Sim, Ricardo Salgado tem razão. Tem razão como Luís XVI teve razão em 1789: não se acaba assim como uma velha ordem. Melhor: não se acaba com a velha ordem, ponto. E foi esse fim da velha ordem que Ricardo Salgado não aceita que tenha chegado. Em Portugal os governos sempre respeitaram e aparicaram a família – a venerada família dos Espírito Santo. Fizeram-no no antigo regime, quando o avô de Ricardo visitava amiúde Salazar, como o fizeram nos novos tempos democráticos. É certo que houve um sobressalto, com a revolução, a nacionalização e o exílio, mas mesmo nessa altura, protesta Ricardo Salgado, não lhe mudaram o nome ao banco. Agora até isso fizeram. Impensável. Impossível. Irreal.

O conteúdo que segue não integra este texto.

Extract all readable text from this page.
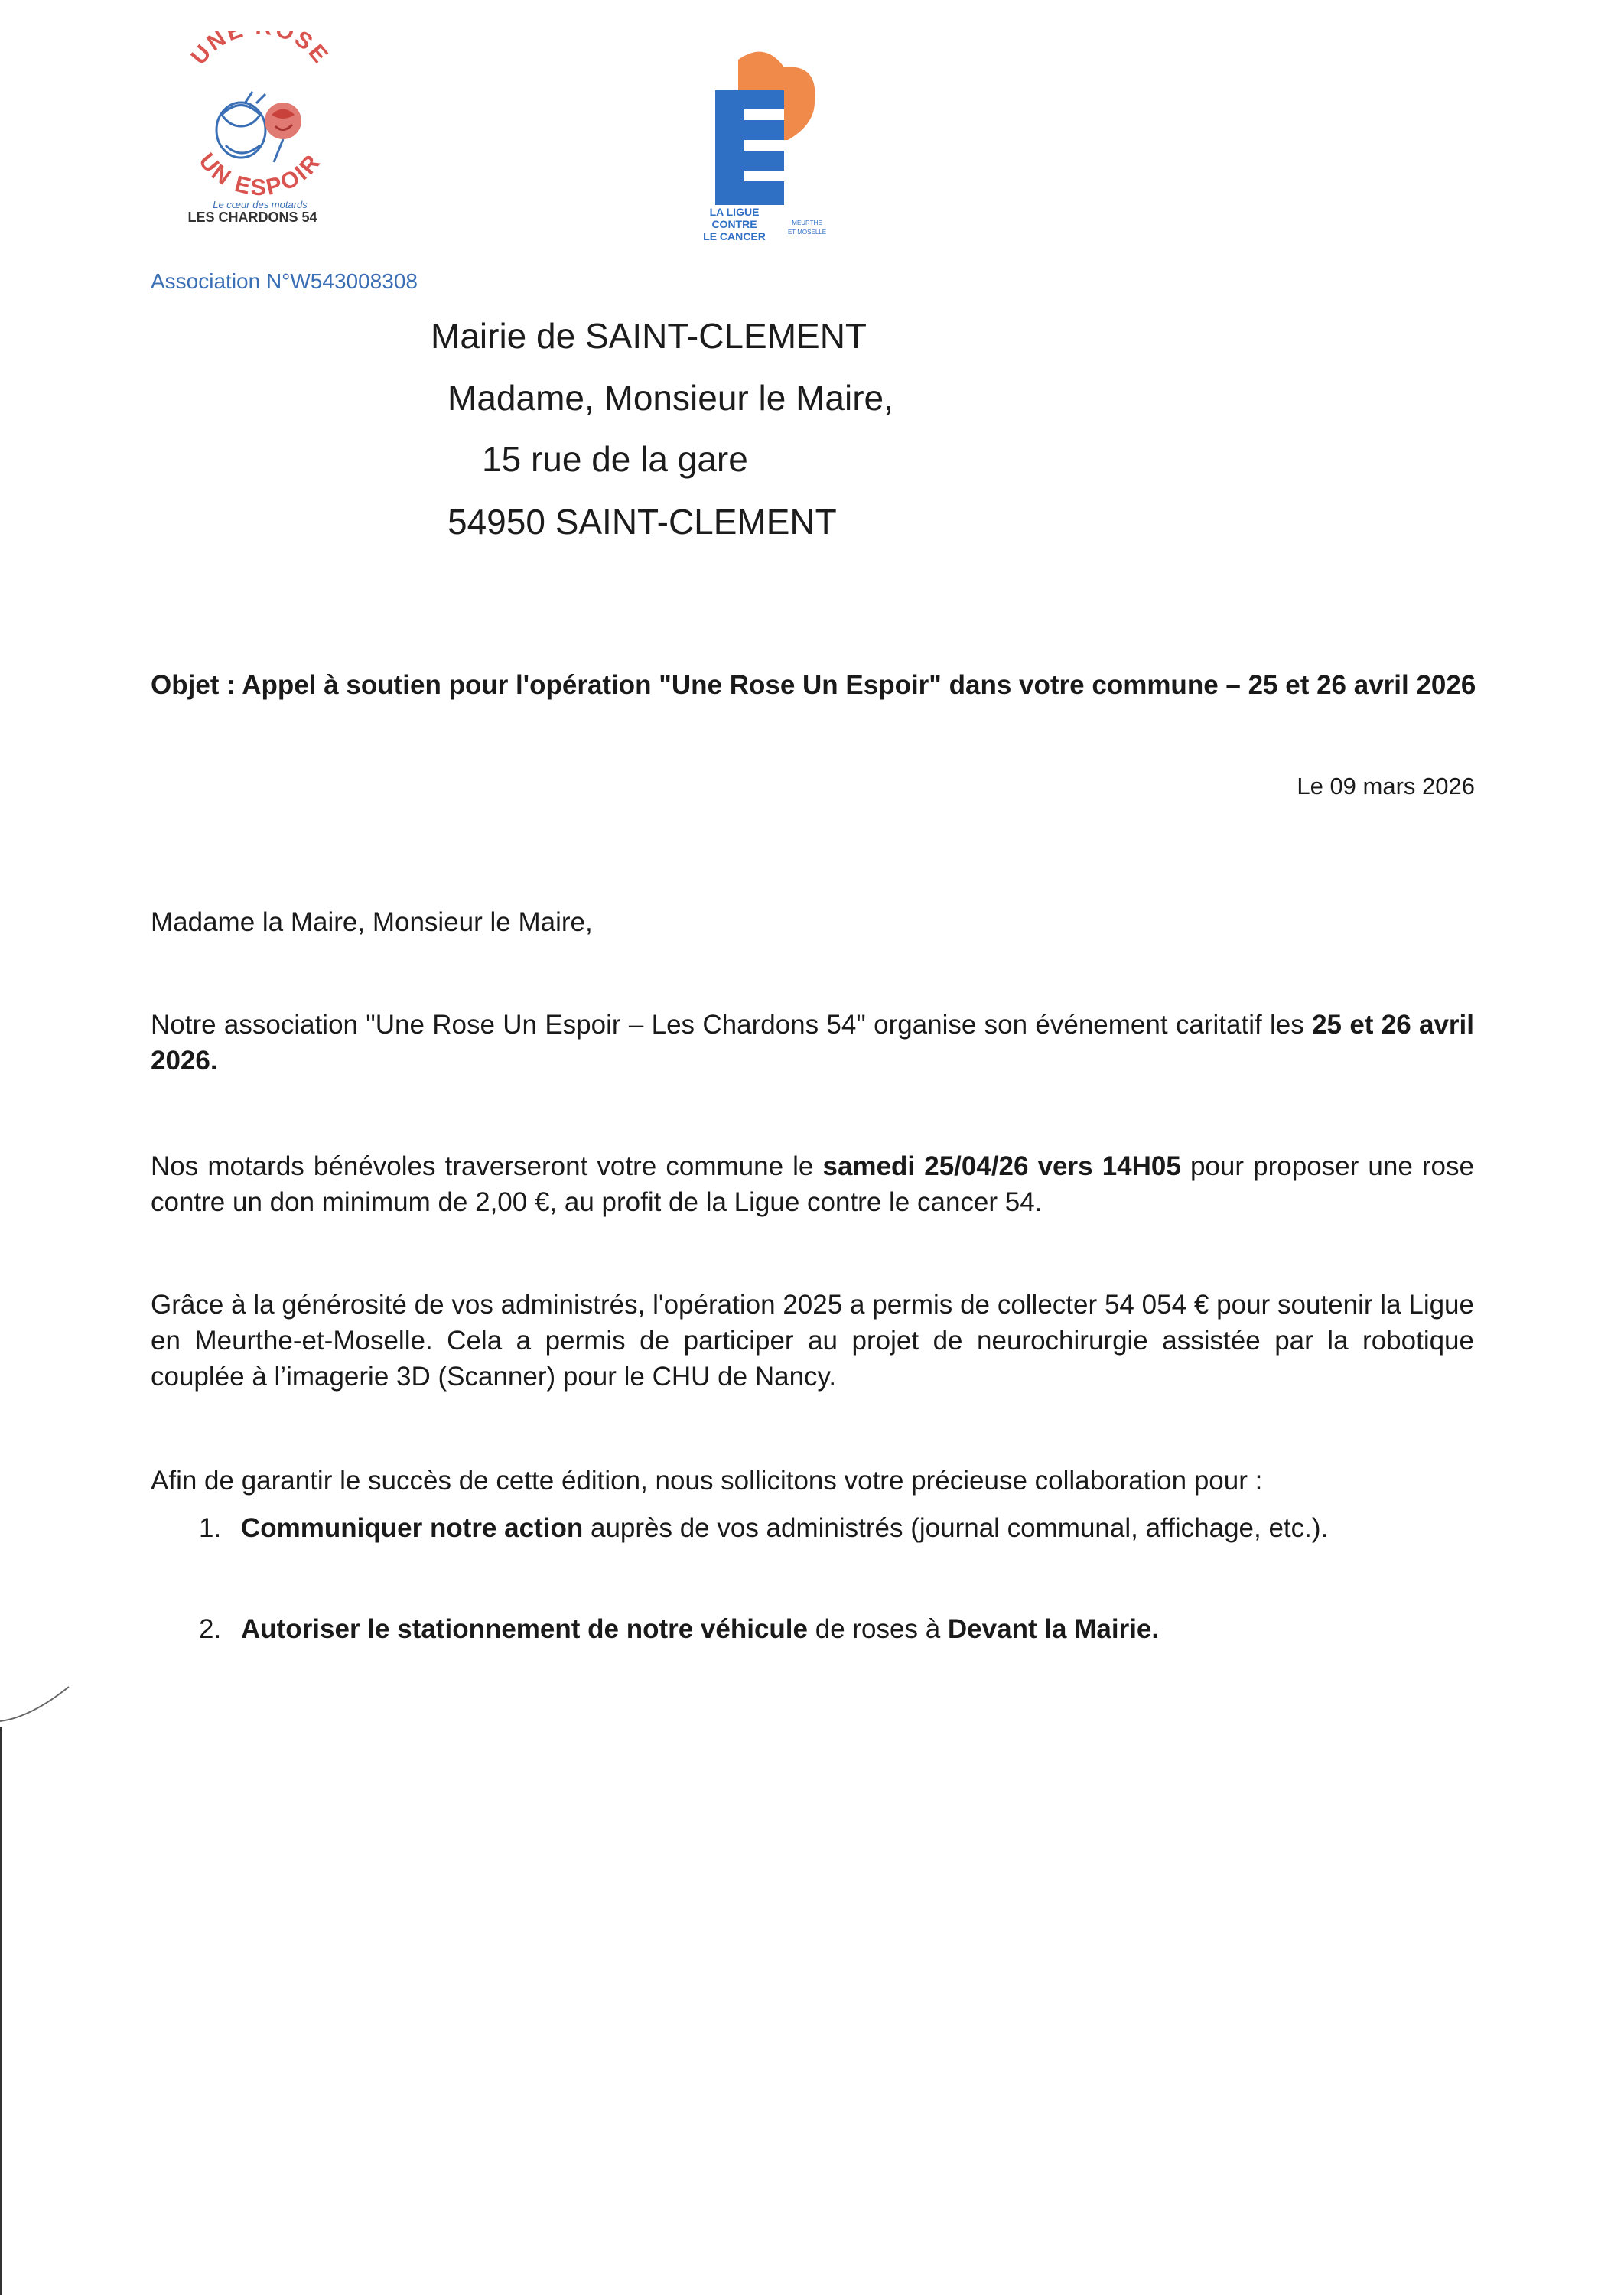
UNE OSE
UN ESPOIR
Le cœur des motards
LES CHARDONS 54	LA LIGUE
CONTRE
LE CANCER
MEURTHE
ET MOSELLE
Association N°W543008308
Mairie de SAINT-CLEMENT
Madame, Monsieur le Maire,
15 rue de la gare
54950 SAINT-CLEMENT
Objet : Appel à soutien pour l'opération "Une Rose Un Espoir" dans votre commune – 25 et 26 avril 2026
Le 09 mars 2026
Madame la Maire, Monsieur le Maire,
Notre association "Une Rose Un Espoir – Les Chardons 54" organise son événement caritatif les 25 et 26 avril 2026.
Nos motards bénévoles traverseront votre commune le samedi 25/04/26 vers 14H05 pour proposer une rose contre un don minimum de 2,00 €, au profit de la Ligue contre le cancer 54.
Grâce à la générosité de vos administrés, l'opération 2025 a permis de collecter 54 054 € pour soutenir la Ligue en Meurthe-et-Moselle. Cela a permis de participer au projet de neurochirurgie assistée par la robotique couplée à l’imagerie 3D (Scanner) pour le CHU de Nancy.
Afin de garantir le succès de cette édition, nous sollicitons votre précieuse collaboration pour :
1. Communiquer notre action auprès de vos administrés (journal communal, affichage, etc.).
2. Autoriser le stationnement de notre véhicule de roses à Devant la Mairie.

Ricardo Salgado tem pois razão. Alguém como ele, gente como a da sua família, sabe que quando se liga para um membro do governo, esse membro do governo atende o telefona, escuta atencioso e, sobretudo, ajuda. Mas ligou ao Moedas. Depois à Maria Luís. Por fim ao Pedro. E nenhum deles estendeu a mão que salvasse o grupo. Essas coisas não acontecem em Portugal, nunca aconteceram. E se agora aconteceram foi porque alguém o quis destruir.

Ricardo Salgado só pode por isso ter razão quando protesta. Afinal ele também compra o Financial Times. Também ele leu naquele jornal, a 19 de Novembro, que, quando a troika chegou, houve quem defendesse, num pequeno almoço de economistas com os responsáveis do FMI, BCE e UE, que uma das melhores coisas que os nossos credores podiam fazer pelo país era desmantelar o grupo Espírito Santo. Inveja, só podia ser, esse mal de que Camões já falava. Por isso ele ficou tão contente quando a troika saiu e o grupo ainda por cá ficou. Mais uma vez, sobrevivera. E se depois não sobreviveu, foi mesmo porque, como leu no mesmo jornal, mas agora a 4 de Dezembro, o velha ordem perdeu o controle do país. Ora isso são coisas que não acontecem – a velha ordem nunca perde o controle de Portugal.

A razão de Ricardo Salgado é a razão da sua surpresa, da sua estupefacção. O mundo sempre fora um lugar previsível. Um banqueiro sabia o poder que tinha, e tinha muito. Com pequenas participações, mandava nas maiores empresas do país – só o Pedro Queirós Pereira, para mais com velhas ligações à família, não tinha deixado que isso também acontecesse na Semapa. Mas na PT ou na EDP durante muitos anos todos conheciam as regras do jogo. Também não era difícil lidar com a imprensa. Convidavam-se uns directores e editores para uma férias na Suíça ou um cruzeiro do iate, sem agenda para além de “conhecer melhor o grupo”, e as notícias fluíam, por regra simpáticas, às vezes laudatórias. Se fossem antipáticas, também se conheciam as regras – o grupo cortava a publicidade. Depois, se necessário, cortava também a PT. Ou mesmo a EDP. A bem dizer, ninguém cortava a publicidade: apenas se faziam outras opções. Campanhas de imprensa, ataques nos jornais? Ricardo Salgado não sabia, nunca soube, o que isso era.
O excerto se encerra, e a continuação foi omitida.